What's the difference if I add clone() to every feature in a multiple branches network?

When I read the code in this

class MultiLabelDemo(nn.Module):
    def __init__(self):
        super(MultiLabelDemo, self).__init__()
        self.main_block = nn.Sequential(
            nn.Conv2d(in_channels=3, out_channels=96, kernel_size=11, stride=4),
            nn.ReLU(inplace=True),
            nn.Conv2d(in_channels=96, out_channels=96, kernel_size=1, stride=1),
            nn.ReLU(inplace=True),
            nn.Conv2d(in_channels=96, out_channels=96, kernel_size=1, stride=1),
            nn.ReLU(inplace=True),
            nn.MaxPool2d(kernel_size=3, stride=2, ceil_mode=True)
        )
        self.tail_block1 = nn.Sequential(
            nn.Conv2d(in_channels=96, out_channels=256, kernel_size=5, stride=1, padding=2),
            nn.ReLU(inplace=True),
            nn.Conv2d(in_channels=256, out_channels=256, kernel_size=1, stride=1),
            nn.ReLU(inplace=True),
            nn.Conv2d(in_channels=256, out_channels=256, kernel_size=1, stride=1),
            nn.ReLU(inplace=True),
            nn.MaxPool2d(kernel_size=3, stride=2, ceil_mode=True)
        )
        self.tail_block2 = nn.Sequential(
            nn.Conv2d(in_channels=96, out_channels=256, kernel_size=5, stride=1, padding=2),
            nn.ReLU(inplace=True),
            nn.Conv2d(in_channels=256, out_channels=256, kernel_size=1, stride=1),
            nn.ReLU(inplace=True),
            nn.Conv2d(in_channels=256, out_channels=256, kernel_size=1, stride=1),
            nn.ReLU(inplace=True),
            nn.MaxPool2d(kernel_size=3, stride=2, ceil_mode=True)
        )

    def forward(self, data):
        x = self.main_block(data)
        y1 = self.tail_block1(x)  
        y2 = self.tail_block2(x)

        return y1, y2

When I have multiple branches, is it the same if I use clone() to one of them? or all of them?

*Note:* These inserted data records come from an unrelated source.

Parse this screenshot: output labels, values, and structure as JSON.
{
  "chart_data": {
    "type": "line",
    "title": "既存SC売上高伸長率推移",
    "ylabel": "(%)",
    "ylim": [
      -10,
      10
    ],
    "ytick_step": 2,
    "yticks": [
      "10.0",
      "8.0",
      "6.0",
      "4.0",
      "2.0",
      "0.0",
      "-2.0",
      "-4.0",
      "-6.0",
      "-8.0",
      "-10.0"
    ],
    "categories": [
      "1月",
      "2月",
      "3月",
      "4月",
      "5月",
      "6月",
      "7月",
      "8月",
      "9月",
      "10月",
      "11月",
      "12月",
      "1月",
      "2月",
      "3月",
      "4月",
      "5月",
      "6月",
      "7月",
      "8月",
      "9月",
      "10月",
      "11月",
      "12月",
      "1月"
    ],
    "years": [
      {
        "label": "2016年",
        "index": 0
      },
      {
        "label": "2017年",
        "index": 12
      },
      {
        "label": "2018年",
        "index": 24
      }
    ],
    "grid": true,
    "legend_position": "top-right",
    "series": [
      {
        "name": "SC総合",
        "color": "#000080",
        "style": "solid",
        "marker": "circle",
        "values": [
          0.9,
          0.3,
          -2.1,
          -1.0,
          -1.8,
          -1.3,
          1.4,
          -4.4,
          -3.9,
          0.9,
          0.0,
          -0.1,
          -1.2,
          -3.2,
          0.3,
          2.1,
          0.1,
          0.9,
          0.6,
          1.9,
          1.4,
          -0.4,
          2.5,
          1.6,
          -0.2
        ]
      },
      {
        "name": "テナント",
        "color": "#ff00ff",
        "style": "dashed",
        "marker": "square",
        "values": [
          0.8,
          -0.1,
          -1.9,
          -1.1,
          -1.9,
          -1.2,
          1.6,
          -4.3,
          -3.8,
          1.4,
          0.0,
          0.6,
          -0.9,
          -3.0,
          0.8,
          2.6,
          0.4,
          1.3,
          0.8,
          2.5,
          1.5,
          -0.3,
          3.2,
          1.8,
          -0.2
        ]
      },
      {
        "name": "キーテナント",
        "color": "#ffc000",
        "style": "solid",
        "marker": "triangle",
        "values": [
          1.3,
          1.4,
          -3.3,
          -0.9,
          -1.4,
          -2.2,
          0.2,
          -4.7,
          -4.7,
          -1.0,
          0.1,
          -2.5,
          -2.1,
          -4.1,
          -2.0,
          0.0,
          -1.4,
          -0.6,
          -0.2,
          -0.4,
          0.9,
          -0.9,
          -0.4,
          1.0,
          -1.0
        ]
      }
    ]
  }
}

    def forward(self, data):
        x = self.main_block(data)
        y1 = self.tail_block1(x)  
        y2 = self.tail_block2(x**.clone()**)
        y3 = self.tail_block3(x**.clone()**)
        y1 = y1 * (y2+y3)
        return y1

In my code, I found if I dont use colone, I will have the error

RuntimeError: one of the variables needed for gradient computation has been modified by an inplace operation.

Hi,

The only difference it makes is that it copies some tensors. So output value and gradient will be the same.
One difference that makes though is that if you try to modify the tensor inplace, this is not allowed if it’s original value is needed. If you clone, then the inplace operation is done on the cloned tensor and it’s not a problem.

Hi

When I don’t use clone(), I found if my tail_block start with

relu(inplace=True)

I will have the error like this

RuntimeError: one of the variables needed for gradient computation has been modified by an inplace operation.

if the tail_block start with bn or conv, it’s ok.

But if I use clone() for every x, I won’t get any errors.